The work of Hellenistic astronomers, that is, astronomers inside and outside of Greece who spoke Greek, is a major phase in the history of astronomy. Most of the names of stars and constellations in the northern hemisphere stem from Hellenistic astronomers, though their work also rests on previous work by Babylonian, Egyptian, and other astronomers.
Many Greek astronomical writings were lost. The Great Library of Alexandria held many of them, but that knowledge was lost as the Library and the society that held it declined over time. Eventually, the Library was destroyed sometime around AD 270. We’ll never know for sure what was lost.
But the names live on, a good reminder of what can be gained and what can be lost and how humans have worked so hard for so long to understand nature.
Celestial objects are named much differently now. When something new is discovered, it’s often given an unwieldy, technical name based on how it was found. For example, there’s a quasar named SDSSp J025518.58+004847.6, a name full of technical information but difficult to relate to and not likely to inspire the imagination. Other objects are named after the discoverer, like the nebula in the leading image. In other cases, things are named after celebrities, like the asteroid Freddie Mercury. There are so many asteroids that we can afford fanciful names.
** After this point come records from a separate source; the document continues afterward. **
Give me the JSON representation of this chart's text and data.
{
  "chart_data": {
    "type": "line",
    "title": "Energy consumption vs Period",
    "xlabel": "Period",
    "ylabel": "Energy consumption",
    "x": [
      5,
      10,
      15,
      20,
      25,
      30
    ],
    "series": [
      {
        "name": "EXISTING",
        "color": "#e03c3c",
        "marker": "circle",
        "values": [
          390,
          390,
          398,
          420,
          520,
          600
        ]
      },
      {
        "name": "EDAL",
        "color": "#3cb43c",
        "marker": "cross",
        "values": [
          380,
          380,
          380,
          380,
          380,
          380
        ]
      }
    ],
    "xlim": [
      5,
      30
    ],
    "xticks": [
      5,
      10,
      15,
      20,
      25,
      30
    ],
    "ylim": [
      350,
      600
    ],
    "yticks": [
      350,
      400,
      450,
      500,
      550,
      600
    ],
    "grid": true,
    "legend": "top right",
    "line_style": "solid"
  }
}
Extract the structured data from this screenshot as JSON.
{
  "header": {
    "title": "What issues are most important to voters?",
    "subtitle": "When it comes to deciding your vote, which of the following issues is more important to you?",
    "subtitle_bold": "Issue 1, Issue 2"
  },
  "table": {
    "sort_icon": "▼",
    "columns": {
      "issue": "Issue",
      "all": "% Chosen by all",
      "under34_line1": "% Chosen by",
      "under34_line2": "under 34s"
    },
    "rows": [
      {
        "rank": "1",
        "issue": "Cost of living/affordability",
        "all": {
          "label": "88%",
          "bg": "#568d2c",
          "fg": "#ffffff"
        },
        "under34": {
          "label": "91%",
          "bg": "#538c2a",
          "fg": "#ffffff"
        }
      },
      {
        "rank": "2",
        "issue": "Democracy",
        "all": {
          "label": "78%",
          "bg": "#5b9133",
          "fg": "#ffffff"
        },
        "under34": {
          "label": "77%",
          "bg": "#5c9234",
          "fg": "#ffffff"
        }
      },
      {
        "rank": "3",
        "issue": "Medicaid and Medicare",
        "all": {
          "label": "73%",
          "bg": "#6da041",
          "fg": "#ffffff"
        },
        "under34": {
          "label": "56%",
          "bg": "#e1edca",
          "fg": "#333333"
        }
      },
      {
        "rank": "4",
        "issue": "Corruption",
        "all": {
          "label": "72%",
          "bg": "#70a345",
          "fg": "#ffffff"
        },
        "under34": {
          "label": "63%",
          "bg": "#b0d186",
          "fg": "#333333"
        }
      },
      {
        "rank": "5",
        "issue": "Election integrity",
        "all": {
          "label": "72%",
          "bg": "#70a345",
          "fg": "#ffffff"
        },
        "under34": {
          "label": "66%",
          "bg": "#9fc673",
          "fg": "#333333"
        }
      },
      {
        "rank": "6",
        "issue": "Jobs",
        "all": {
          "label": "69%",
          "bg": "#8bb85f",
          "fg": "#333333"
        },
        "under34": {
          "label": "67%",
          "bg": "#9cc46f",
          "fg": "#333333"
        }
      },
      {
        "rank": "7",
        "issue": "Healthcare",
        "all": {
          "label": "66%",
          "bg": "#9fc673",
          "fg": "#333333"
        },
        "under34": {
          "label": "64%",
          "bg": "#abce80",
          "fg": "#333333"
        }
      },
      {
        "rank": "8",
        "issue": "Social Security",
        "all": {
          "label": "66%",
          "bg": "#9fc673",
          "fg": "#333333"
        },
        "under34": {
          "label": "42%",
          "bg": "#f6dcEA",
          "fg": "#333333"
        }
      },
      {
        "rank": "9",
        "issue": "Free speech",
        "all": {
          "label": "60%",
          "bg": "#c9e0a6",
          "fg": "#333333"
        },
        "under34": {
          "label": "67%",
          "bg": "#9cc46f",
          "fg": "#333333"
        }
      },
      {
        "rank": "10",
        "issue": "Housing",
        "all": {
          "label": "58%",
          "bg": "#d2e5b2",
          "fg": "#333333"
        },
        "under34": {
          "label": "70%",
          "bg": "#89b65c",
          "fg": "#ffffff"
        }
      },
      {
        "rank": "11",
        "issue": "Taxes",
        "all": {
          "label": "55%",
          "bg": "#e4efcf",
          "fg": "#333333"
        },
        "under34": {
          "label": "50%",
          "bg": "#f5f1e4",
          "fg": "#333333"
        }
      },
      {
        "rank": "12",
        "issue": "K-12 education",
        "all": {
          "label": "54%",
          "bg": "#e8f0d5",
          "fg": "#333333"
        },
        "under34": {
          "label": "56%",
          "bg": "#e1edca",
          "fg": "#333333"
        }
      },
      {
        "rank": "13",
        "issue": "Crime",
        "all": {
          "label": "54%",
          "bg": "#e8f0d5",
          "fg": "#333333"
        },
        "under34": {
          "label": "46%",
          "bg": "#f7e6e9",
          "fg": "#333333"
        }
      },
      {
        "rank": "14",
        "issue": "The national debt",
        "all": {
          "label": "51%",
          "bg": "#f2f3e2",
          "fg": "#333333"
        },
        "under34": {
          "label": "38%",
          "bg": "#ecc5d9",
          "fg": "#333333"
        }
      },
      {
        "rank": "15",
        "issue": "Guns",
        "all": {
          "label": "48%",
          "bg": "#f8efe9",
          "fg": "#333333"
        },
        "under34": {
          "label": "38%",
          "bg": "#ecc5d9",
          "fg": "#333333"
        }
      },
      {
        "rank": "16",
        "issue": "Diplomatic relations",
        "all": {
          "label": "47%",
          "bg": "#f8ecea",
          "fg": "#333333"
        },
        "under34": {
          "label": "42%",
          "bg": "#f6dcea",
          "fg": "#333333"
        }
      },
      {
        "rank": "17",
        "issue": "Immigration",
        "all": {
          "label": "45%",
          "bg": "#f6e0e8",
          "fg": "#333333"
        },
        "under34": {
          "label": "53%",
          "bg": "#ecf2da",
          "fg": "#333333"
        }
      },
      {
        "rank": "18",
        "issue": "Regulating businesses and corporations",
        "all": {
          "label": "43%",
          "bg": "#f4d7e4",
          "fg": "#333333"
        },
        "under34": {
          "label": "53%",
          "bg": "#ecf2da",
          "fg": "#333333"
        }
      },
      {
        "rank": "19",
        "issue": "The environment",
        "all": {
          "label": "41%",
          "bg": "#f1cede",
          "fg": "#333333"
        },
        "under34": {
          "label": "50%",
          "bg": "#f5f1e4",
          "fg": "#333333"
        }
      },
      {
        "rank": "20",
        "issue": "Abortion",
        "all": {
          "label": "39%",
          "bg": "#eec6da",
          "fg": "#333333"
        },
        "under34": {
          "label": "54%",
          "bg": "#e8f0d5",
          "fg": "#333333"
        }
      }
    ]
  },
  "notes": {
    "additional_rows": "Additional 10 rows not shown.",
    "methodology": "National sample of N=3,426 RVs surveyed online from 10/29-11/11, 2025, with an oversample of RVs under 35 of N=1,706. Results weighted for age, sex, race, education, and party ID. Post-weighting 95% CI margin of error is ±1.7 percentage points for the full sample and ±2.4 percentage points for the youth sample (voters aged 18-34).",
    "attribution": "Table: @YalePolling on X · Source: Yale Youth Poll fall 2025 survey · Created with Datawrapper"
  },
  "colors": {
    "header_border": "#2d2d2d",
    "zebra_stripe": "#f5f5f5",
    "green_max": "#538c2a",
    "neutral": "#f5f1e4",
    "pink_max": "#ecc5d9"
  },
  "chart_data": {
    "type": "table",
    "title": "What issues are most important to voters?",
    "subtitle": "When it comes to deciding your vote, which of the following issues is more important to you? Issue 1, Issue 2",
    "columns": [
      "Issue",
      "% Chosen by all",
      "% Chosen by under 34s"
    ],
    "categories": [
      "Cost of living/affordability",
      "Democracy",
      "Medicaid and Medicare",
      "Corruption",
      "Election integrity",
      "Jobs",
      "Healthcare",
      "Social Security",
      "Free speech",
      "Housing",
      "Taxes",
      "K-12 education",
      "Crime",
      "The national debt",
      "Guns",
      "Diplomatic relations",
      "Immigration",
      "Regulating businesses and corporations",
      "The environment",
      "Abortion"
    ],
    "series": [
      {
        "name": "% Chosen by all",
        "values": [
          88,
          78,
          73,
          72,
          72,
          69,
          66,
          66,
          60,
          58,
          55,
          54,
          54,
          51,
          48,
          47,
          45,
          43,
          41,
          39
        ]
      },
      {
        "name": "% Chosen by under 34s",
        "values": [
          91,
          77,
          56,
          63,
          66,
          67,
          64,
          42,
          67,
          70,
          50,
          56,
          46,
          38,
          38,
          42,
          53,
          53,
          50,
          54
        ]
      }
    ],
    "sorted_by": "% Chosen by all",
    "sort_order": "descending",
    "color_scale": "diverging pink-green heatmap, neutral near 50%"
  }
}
It’s hard to imagine civilization convulsing as it did in ancient times. But who knows what the future holds? The Great Library of Alexandria wasn’t destroyed all at once; it suffered centuries of decline, helped in its demise by anti-intellectual sentiment and changing religious circumstances, until it was finally destroyed for good. Could something similar happen in the future?
If it does, then Sh2-54 and the other nebulae near the constellation Serpens will just be fragments of a body of knowledge that may atrophy over time. Future people, maybe in the grip of resurgent superstitions, may wonder what the point of all these mountain-top observatories is, why we launched telescopes into space that might insult the creator, and who Freddie Mercury was.
But for now, we get to enjoy the unbridled age of information we live in. We can sit in the comfort of our homes and gaze through the eyes of our distant space telescopes as they probe nebulae and other wondrous objects. Then we can click a link and wonder at the ancients who gazed at the same sky and saw a much simpler version of nature.